Repairing Generalized Reed-Muller Codes

TL;DR

This paper extends optimal repair schemes to Generalized Reed-Muller codes, achieving near-minimal bandwidth for single and multiple failure repairs in distributed storage systems.

Contribution

It generalizes Guruswami and Wooters' repair scheme from Reed-Solomon to GRM codes, improving repair bandwidth and extending to multiple failure scenarios.

Findings

Bandwidth approaches lower bound for small subfields

Effective repair scheme for multiple failures

Enhanced repair efficiency in distributed storage

Abstract

In distributed storage systems, both the repair bandwidth and locality are important repair cost metrics to evaluate the performance of a storage code. Recently, Guruswami and Wooters proposed an optimal linear repair scheme based on Reed-Solomon codes for a single failure, improved the bandwidth of the classical repair scheme.

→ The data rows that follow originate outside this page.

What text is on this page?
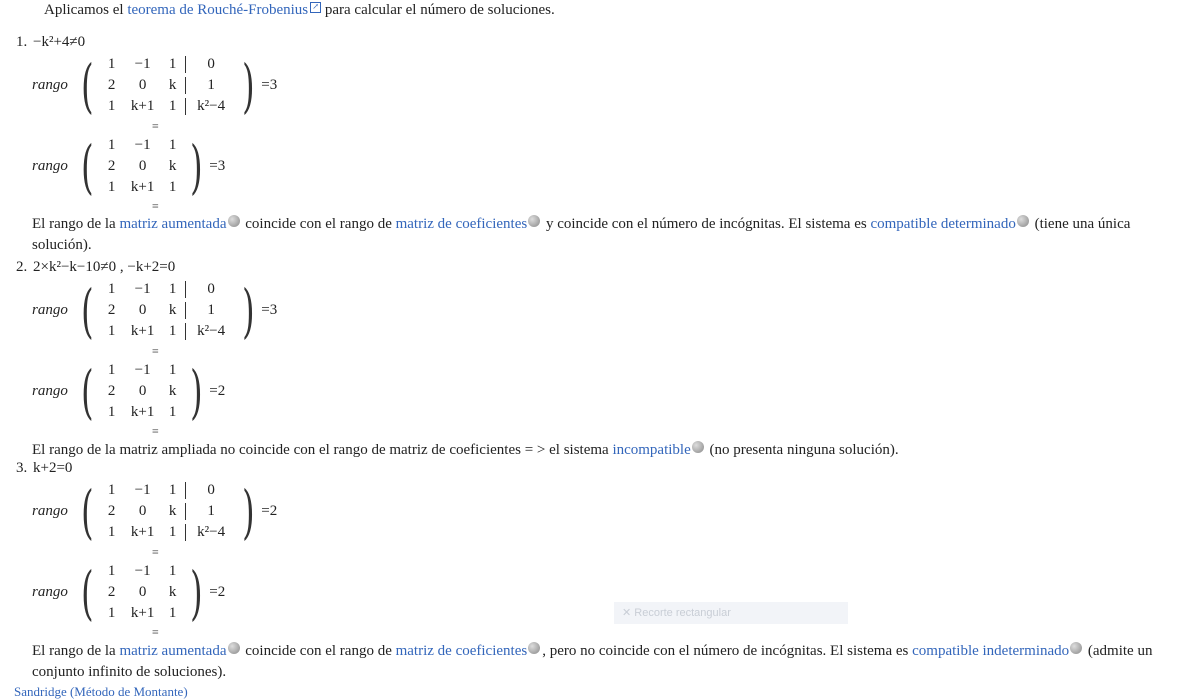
Aplicamos el teorema de Rouché-Frobenius ↗ para calcular el número de soluciones.
1. −k²+4≠0
rango ( 1	−1	1	0
2	0	k	1
1	k+1 1	k²−4 ) =3
≡
rango ( 1	−1	1
2	0	k
1	k+1 1 ) =3
≡
El rango de la matriz aumentada coincide con el rango de matriz de coeficientes y coincide con el número de incógnitas. El sistema es compatible determinado (tiene una única solución).
2. 2×k²−k−10≠0 , −k+2=0
rango ( 1	−1	1	0
2	0	k	1
1	k+1 1	k²−4 ) =3
≡
rango ( 1	−1	1
2	0	k
1	k+1 1 ) =2
≡
El rango de la matriz ampliada no coincide con el rango de matriz de coeficientes = > el sistema incompatible (no presenta ninguna solución).
3. k+2=0
rango ( 1	−1	1	0
2	0	k	1
1	k+1 1	k²−4 ) =2
≡
rango ( 1	−1	1
2	0	k
1	k+1 1 ) =2
≡
El rango de la matriz aumentada coincide con el rango de matriz de coeficientes , pero no coincide con el número de incógnitas. El sistema es compatible indeterminado (admite un conjunto infinito de soluciones).
✕ Recorte rectangular
Sandridge (Método de Montante)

In this paper, we consider the repair bandwidth of Generalized Reed-Muller (GRM) codes, which have good locality property. We generalize Guruswami and Wooters' repairing scheme to GRM codes for single failure, which has nontrivial bandwidth closing to the lower bound when the subfield is small. We further extend the repair scheme for multiple failures in distributed and centralized repair models, and compute the expectation of bandwidth by considering different erasure-patterns.